Our finding of increased MDD genetic load in BD patients with a history of suicide attempts is consistent with a recent study that included both of the Mayo Clinic and GAIN data, which showed that genetic risk factors for MDD increase the risk for suicide trans-diagnostically54. BD with a history of suicide attempt having a higher MDD genetic liability is consistent with the clinical observation that suicide attempts are most common during major depressive episodes or mixed states and rare during manic episodes or while euthymic63,64. Interestingly, even after adjusting for MDD PRS, we also found that genetic liability for anhedonia is marginally associated with suicide, suggesting that anhedonia may be a particularly relevant factor contributing to suicidality, compared to other components that comprise the MDD syndrome. This is consistent with findings from non-genetic studies, which found that association of anhedonia with suicidality is independent of the association with depression and psychotic features65.

Methodological limitations

The PRSs used in this study are based on data from previously published large scale investigations and are limited by the diagnostic accuracy, recruitment criteria, and methodology of previous studies. The most recent PGC study of BD33 included the cases and controls from the GAIN and Mayo Clinic samples. Sample overlap of testing datasets with training data can create substantial biases in PRS analyses. However, here we studied genetic differences within cases and thus, the sample overlap is not expected to bias our results, because there should be little correlation between case–control status used to build the training models and the within-case sub-phenotypes. However, this is an open research question and requires further methodological study. Thus caution is needed with respect to any interpretation in associations of BD-PRS with sub-phenotypes. Also, because sample sizes in training GWASs vary, the power to detect PRS associations with sub-phenotypes in our analyses was not uniform.
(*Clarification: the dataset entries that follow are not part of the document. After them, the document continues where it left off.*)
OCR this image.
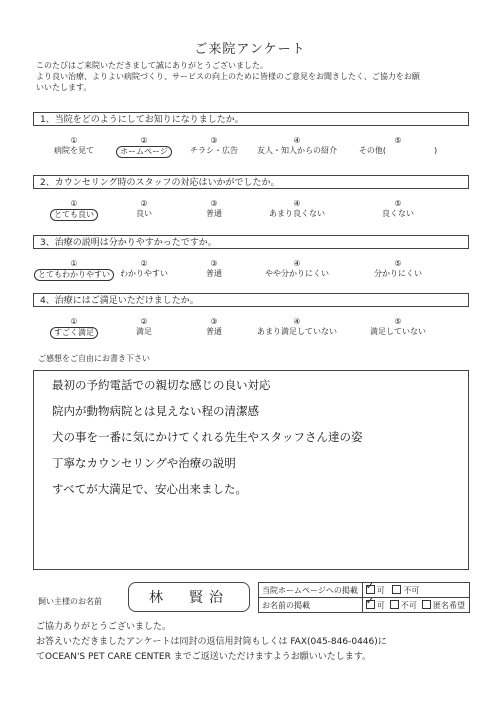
ご来院アンケート
このたびはご来院いただきまして誠にありがとうございました。
より良い治療、よりよい病院づくり、サービスの向上のために皆様のご意見をお聞きしたく、ご協力をお願
いいたします。
1、当院をどのようにしてお知りになりましたか。
①
病院を見て
②
ホームページ
③
チラシ・広告
④
友人・知人からの紹介
⑤
その他(　　　　　　)
2、カウンセリング時のスタッフの対応はいかがでしたか。
①
とても良い
②
良い
③
普通
④
あまり良くない
⑤
良くない
3、治療の説明は分かりやすかったですか。
①
とてもわかりやすい
②
わかりやすい
③
普通
④
やや分かりにくい
⑤
分かりにくい
4、治療にはご満足いただけましたか。
①
すごく満足
②
満足
③
普通
④
あまり満足していない
⑤
満足していない
ご感想をご自由にお書き下さい
最初の予約電話での親切な感じの良い対応
院内が動物病院とは見えない程の清潔感
犬の事を一番に気にかけてくれる先生やスタッフさん達の姿
丁寧なカウンセリングや治療の説明
すべてが大満足で、安心出来ました。
飼い主様のお名前	林　賢治	当院ホームページへの掲載	✓可 不可
お名前の掲載	✓可 不可 匿名希望
ご協力ありがとうございました。
お答えいただきましたアンケートは同封の返信用封筒もしくは FAX(045-846-0446)に
てOCEAN'S PET CARE CENTER までご返送いただけますようお願いいたします。
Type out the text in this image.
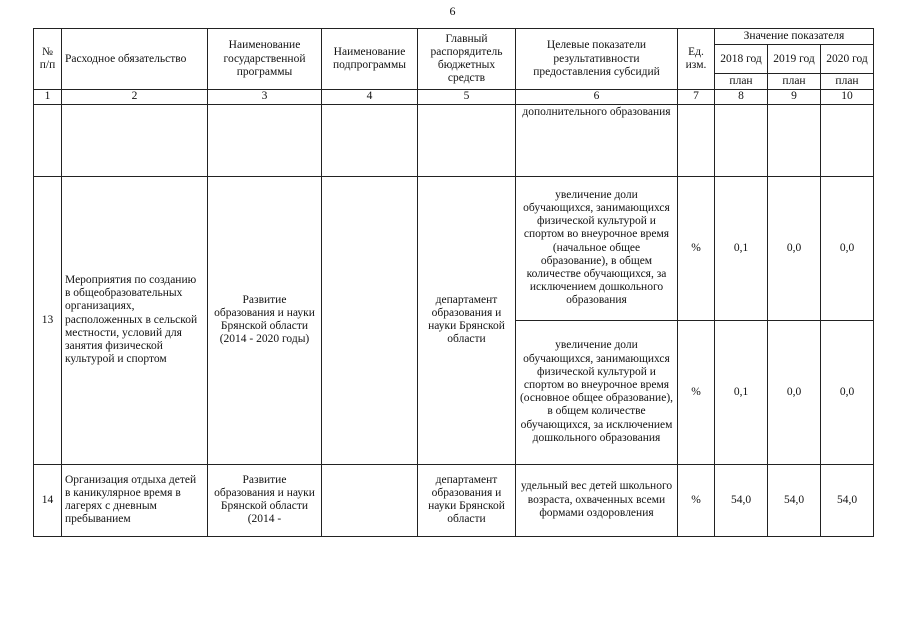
6
№ п/п	Расходное обязательство	Наименование государственной программы	Наименование подпрограммы	Главный распорядитель бюджетных средств	Целевые показатели результативности предоставления субсидий	Ед. изм.	Значение показателя		
							2018 год	2019 год	2020 год
							план	план	план
1	2	3	4	5	6	7	8	9	10
					дополнительного образования				
13	Мероприятия по созданию в общеобразовательных организациях, расположенных в сельской местности, условий для занятия физической культурой и спортом	Развитие образования и науки Брянской области (2014 - 2020 годы)		департамент образования и науки Брянской области	увеличение доли обучающихся, занимающихся физической культурой и спортом во внеурочное время (начальное общее образование), в общем количестве обучающихся, за исключением дошкольного образования	%	0,1	0,0	0,0
					увеличение доли обучающихся, занимающихся физической культурой и спортом во внеурочное время (основное общее образование), в общем количестве обучающихся, за исключением дошкольного образования	%	0,1	0,0	0,0
14	Организация отдыха детей в каникулярное время в лагерях с дневным пребыванием	Развитие образования и науки Брянской области (2014 -		департамент образования и науки Брянской области	удельный вес детей школьного возраста, охваченных всеми формами оздоровления	%	54,0	54,0	54,0
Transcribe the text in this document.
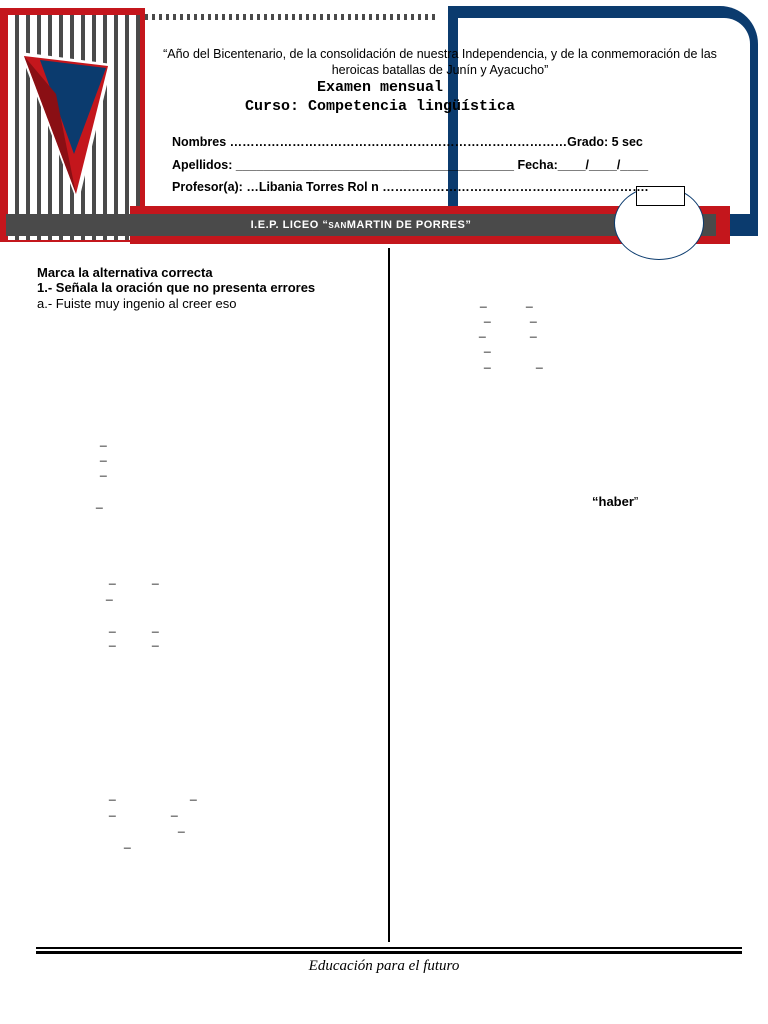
I.E.P. LICEO “ SAN MARTIN DE PORRES”
“Año del Bicentenario, de la consolidación de nuestra Independencia, y de la conmemoración de las heroicas batallas de Junín y Ayacucho”
Examen mensual
Curso: Competencia lingüística
Nombres ………………………………………………………………………Grado: 5 sec
Apellidos: ________________________________________ Fecha:____/____/____
Profesor(a): …Libania Torres Rol n ……………………………………………………….
Marca la alternativa correcta
1.- Señala la oración que no presenta errores
a.- Fuiste muy ingenio al creer eso
_
_
_
_
_	_
_
_	_
_	_
_	_
_	_
_
_
_	_
_	_
_	_
_
_	_
“haber”
Educación para el futuro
Another limitation is the cross-sectional data collection using SCIDs and patient questionnaires and does not consider developmental trajectories of psychopathology over time. The data also lacks the number, duration, and severity of major depressive and manic episodes to more precisely map the clinical picture onto the PRS profile. Furthermore, sub-phenotypes such as rapid cycling and psychosis could be substance-induced but was not assessed in this study. Finally, it is important to note that no PRS explained a large amount of variation in our analysis. Thus, while the associations identified in this study provide evidence of genetic differences that may underlie clinical subtypes of BD, these PRSs cannot yet be used for purposes of personalized psychiatry.


Our findings contribute to the understanding of the underlying genetic causes of clinical heterogeneity of BD and of comorbidity between BD and other major psychiatric conditions. We find evidence that psychopathologic components of BD, including psychotic symptoms, rapid cycling, and suicidal behavior are linked to the PRSs for related disorders including schizophrenia, ADHD, and MDD, respectively. Finally, larger studies are needed to more precisely map genetic risk factors to clinical sub-phenotypes. Harmonization of sub-phenotypes across studies is a well-recognized challenge. Nevertheless, such efforts are critical in helping to classify psychiatric disorders more accurately and identify risk of suicide, psychosis, and other adverse outcomes in patients.